Integrate palliative care into public health system, experts say

Rumbidzayi Zinyuke

Senior Health Reporter

Zimbabwe must urgently integrate palliative care into its public health system if it is to achieve Universal Health Coverage (UHC) and meet the growing needs of people living with chronic and life-limiting illnesses, health experts have said.

Speaking during a discussion on palliative care, specialist physician Dr Dickson Chifamba said while Zimbabwe was a pioneer of palliative care in Africa through the establishment of Island Hospice, the country has lagged behind in fully integrating the service into mainstream healthcare.

Palliative care is a specialised approach to healthcare that seeks to improve the quality of life of people living with serious, chronic or life-limiting illnesses.

It focuses on preventing and relieving suffering through the early identification and treatment of pain and other physical, psychosocial and spiritual challenges.

Contrary to common misconceptions, palliative care is not only for people nearing the end of life but can be introduced alongside curative treatment from the point of diagnosis.

“From a regional and global perspective, the case for palliative care has already been made,” said Dr Chifamba.

“When you look at Universal Health Coverage, there is a declaration which clearly states that palliative care is an essential component of Universal Health Coverage. There is no excuse at all. It must be integrated into government health policies and services.”

He said a World Health Assembly resolution directs member states to integrate cost-effective and equitable palliative care services across all levels of healthcare, regardless of resource constraints.

“If you go to countries such as India and Uganda, there are innovative models that have demonstrated that even with limited resources, palliative care can be integrated into health systems,” he said.

Dr Chifamba noted that Zimbabwe faces a growing burden of both communicable and non-communicable diseases, making palliative care increasingly important.

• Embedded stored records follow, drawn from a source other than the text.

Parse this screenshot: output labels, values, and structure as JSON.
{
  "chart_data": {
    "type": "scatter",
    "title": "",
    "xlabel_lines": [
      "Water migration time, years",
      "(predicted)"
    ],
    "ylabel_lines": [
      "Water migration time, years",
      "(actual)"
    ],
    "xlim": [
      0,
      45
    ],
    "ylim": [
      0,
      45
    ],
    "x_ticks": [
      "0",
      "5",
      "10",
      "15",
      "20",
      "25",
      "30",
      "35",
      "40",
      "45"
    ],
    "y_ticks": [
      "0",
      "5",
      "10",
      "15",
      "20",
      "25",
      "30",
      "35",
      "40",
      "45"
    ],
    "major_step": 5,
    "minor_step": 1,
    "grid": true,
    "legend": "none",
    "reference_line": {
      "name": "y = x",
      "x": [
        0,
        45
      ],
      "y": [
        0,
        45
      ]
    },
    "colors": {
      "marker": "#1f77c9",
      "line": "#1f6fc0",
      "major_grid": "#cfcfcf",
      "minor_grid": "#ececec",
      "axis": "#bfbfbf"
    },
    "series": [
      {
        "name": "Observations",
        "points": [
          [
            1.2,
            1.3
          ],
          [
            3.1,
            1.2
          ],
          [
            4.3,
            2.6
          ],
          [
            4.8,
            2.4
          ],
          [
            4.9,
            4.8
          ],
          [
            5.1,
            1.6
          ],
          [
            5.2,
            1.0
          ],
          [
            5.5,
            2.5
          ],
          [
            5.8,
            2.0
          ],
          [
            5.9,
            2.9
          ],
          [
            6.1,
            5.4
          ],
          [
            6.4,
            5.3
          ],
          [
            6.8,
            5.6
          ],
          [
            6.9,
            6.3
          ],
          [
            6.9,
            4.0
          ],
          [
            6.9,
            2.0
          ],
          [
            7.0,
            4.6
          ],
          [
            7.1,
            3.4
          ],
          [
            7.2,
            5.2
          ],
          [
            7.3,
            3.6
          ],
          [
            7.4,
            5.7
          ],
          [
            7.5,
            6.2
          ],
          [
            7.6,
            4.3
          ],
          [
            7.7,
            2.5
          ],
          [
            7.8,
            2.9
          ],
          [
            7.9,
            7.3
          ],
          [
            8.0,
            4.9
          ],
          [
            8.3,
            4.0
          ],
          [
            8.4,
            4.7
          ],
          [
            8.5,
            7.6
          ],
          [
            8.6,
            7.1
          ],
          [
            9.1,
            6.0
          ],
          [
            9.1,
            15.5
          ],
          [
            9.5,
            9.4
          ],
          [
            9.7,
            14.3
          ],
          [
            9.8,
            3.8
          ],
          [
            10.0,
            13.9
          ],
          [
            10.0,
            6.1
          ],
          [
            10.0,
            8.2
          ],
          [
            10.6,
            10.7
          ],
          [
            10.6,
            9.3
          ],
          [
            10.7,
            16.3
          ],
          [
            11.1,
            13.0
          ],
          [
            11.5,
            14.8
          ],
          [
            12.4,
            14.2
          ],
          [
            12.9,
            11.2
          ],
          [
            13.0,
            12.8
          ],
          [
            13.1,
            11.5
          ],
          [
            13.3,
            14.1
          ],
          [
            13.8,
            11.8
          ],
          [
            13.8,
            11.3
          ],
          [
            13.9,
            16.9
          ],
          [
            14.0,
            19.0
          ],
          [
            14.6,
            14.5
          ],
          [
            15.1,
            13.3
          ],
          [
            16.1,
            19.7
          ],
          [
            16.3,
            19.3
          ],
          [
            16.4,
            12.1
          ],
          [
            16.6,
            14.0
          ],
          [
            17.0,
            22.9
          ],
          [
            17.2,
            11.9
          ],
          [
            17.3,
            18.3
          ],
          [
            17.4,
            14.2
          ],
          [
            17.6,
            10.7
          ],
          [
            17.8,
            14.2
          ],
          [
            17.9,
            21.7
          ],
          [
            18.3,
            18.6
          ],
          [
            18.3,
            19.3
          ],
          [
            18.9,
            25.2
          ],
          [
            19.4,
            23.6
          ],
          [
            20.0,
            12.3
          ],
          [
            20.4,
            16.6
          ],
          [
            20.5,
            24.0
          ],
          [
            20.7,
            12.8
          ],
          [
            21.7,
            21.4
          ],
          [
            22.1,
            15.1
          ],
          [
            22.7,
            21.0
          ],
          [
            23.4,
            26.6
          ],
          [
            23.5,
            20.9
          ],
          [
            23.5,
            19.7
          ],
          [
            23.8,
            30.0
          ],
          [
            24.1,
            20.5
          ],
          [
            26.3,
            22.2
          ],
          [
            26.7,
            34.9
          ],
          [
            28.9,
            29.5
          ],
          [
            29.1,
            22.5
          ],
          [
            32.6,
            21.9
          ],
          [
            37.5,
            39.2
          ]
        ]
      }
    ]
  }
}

He said despite advances in treatment, HIV remained a significant burden, with prevalence still around 10,5 percent.

“At the same time, we are seeing a sharp increase in non-communicable diseases such as diabetes, heart disease and cancer,” he said.

“These patients require palliative care services, yet access remains limited, particularly for rural and disadvantaged communities.”

He said Zimbabwe had adopted a National Palliative Care Policy in 2014, but implementation had been slow.

“The policy speaks to sustainability, human rights and holistic care, but more than a decade later we are still talking about integrating palliative care into the public health system. The challenge is implementation,” said Dr Chifamba.

“Only a very small proportion of health workers who have received palliative care training actually refer patients for specialist palliative care.

“Many still see palliative care as something for the final stages of life, rather than something that should be introduced much earlier.”

He said strengthening the workforce, securing medicine supply chains and empowering communities were critical steps towards improving access.

United Kingdom-based Zimbabwean palliative care nurse and researcher Flora Dangwa said only 14 percent of people globally who need palliative care receive it, while in Zimbabwe access remains even lower.

“Only about 10 percent of Zimbabweans who need palliative care are receiving it. That is a huge gap and it means many people are suffering unnecessarily,” she said.

She said palliative care should not be viewed as care for the dying, but rather as a service that improves quality of life from the point of diagnosis.

“We need to start integrating palliative care from diagnosis. Treatment should not be the only option discussed,” she said.

Palliative care should also be part of the conversation because it is about symptom management, coordinated care and helping people live well.”

She called for greater investment in community-based care models, noting that most care is already provided by families and communities.

“Research shows that 95 percent of care at the end of life is provided by families, friends and communities, not healthcare institutions,” said Dangwa.

“We need to build on that reality and strengthen communities to support people where they live.”

She said many Zimbabweans living in rural areas and high-density suburbs struggle to access palliative care services concentrated in urban centres.

South African palliative care practitioner Gillian Lotze said fragmented healthcare systems often leave patients and families struggling to navigate complex treatment journeys.

She said patients with serious illnesses such as cancer were expected to frequently move between surgeons, oncologists, physicians, laboratories, pharmacies and community services, often without adequate coordination.

“Each provider may deliver excellent care, but the overall journey is often poorly coordinated. Patients and families are expected to manage appointments, transport, finances and treatment decisions themselves while coping with serious illness,” said Lotze.

She said patient care navigation could help bridge these gaps by improving communication, coordination and continuity of care.

Ms Lotze added that Zimbabwe’s ageing population and rising burden of chronic illnesses would require more integrated, person-centred approaches to care.

“As multimorbidity becomes increasingly common, health systems must move beyond disease-focused models and adopt approaches that support coordination across services. Patient navigation aligns closely with World Health Organisation recommendations for integrated, patient-centred care,” she said.

Integrating palliative care into the public health system will not only improve quality of life for patients and families but also help Zimbabwe move closer to achieving equitable and inclusive healthcare for all.